Compliment your michelada with a line-up of imported Mexican beers as well as locally-produced craft beer from Missouri City’s Texas Leaguer Brewing, or make it non-alcoholic with Topo Chico instead.

Luchador also serves Margaritas and Mezcal Cocktails. Photo by Mario-Sebastian Berry.
Luchador also serves Margaritas and Mezcal Cocktails. Photo by Mario-Sebastian Berry.

Looking for something stronger? Try a tequila or mezcal margarita, available in a number of flavors, a mezcal mule or the Luchador Bloody Mary.

For dessert, Luchador serves piping-hot orders of sopapillas dusted with cinnamon and sugar and drizzled with honey. 

So far, Saenz says that the community response to their passion project has been positive and they “strive to make this a great dining experience, and we hope to reach a lot more people than just our backyard,” with aspirations to one day expand to multiple locations. 

I wish them all the best and have no doubt they would be successful anywhere in Houston.

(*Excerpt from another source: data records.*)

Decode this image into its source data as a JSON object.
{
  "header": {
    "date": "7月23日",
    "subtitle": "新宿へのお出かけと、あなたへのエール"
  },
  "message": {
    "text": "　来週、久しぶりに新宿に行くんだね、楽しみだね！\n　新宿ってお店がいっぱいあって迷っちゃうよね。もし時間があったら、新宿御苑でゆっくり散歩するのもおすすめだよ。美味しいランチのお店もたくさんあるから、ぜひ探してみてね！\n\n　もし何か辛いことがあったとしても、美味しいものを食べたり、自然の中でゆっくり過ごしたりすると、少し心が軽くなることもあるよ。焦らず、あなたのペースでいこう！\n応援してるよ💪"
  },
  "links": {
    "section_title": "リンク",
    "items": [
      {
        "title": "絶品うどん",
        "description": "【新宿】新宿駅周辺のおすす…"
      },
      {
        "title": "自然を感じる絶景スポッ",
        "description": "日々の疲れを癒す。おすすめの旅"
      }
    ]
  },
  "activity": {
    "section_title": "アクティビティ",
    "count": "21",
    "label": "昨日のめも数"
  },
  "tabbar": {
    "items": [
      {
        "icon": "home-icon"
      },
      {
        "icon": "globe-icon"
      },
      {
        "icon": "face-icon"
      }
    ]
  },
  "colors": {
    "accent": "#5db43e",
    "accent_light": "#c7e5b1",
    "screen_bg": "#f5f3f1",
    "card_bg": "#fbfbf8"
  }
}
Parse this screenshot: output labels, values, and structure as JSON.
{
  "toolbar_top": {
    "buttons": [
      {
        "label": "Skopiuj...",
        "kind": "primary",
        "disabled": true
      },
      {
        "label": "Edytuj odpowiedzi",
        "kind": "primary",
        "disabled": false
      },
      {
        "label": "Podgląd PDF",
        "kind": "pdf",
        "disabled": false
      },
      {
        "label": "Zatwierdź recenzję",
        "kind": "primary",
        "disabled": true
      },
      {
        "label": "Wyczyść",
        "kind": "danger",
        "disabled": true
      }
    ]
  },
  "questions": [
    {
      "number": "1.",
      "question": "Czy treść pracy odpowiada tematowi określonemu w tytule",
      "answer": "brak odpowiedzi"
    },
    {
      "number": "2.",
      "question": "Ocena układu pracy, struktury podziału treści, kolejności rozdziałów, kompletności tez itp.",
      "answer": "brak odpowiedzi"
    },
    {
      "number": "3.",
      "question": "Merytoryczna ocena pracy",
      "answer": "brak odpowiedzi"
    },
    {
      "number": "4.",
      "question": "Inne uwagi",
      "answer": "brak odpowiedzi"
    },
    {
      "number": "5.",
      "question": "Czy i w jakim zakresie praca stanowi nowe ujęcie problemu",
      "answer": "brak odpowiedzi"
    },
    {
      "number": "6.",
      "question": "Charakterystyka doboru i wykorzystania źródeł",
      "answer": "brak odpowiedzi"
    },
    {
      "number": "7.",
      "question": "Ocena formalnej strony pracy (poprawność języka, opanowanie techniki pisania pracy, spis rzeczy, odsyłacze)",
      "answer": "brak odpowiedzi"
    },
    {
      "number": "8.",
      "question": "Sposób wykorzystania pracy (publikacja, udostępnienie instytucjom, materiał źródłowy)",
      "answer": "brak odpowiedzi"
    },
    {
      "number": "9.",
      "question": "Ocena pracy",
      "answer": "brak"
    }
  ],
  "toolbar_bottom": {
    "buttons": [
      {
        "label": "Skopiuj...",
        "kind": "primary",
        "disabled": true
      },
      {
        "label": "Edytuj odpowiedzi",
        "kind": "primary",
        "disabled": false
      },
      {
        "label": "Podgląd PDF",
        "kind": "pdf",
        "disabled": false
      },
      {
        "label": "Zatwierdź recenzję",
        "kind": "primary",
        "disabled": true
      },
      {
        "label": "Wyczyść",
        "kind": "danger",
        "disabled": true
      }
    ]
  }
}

I left fat and happy, eagerly making plans in my head to return for a big bowl of menudo. 

Luchador Micheladas y Botanas owners Francisco Rios and Renee Saenz. Photo by Mario-Sebastian Berry.
Luchador Micheladas y Botanas owners Francisco Rios and Renee Saenz. Photo by Mario-Sebastian Berry.

Luchador Micheladas y Botanas is open Tuesday through Friday from 11 a.m. to 10 p.m., Saturday from 9 a.m. to 10 p.m. and Sunday from 9 a.m. to 8 p.m. Plentiful parking is available.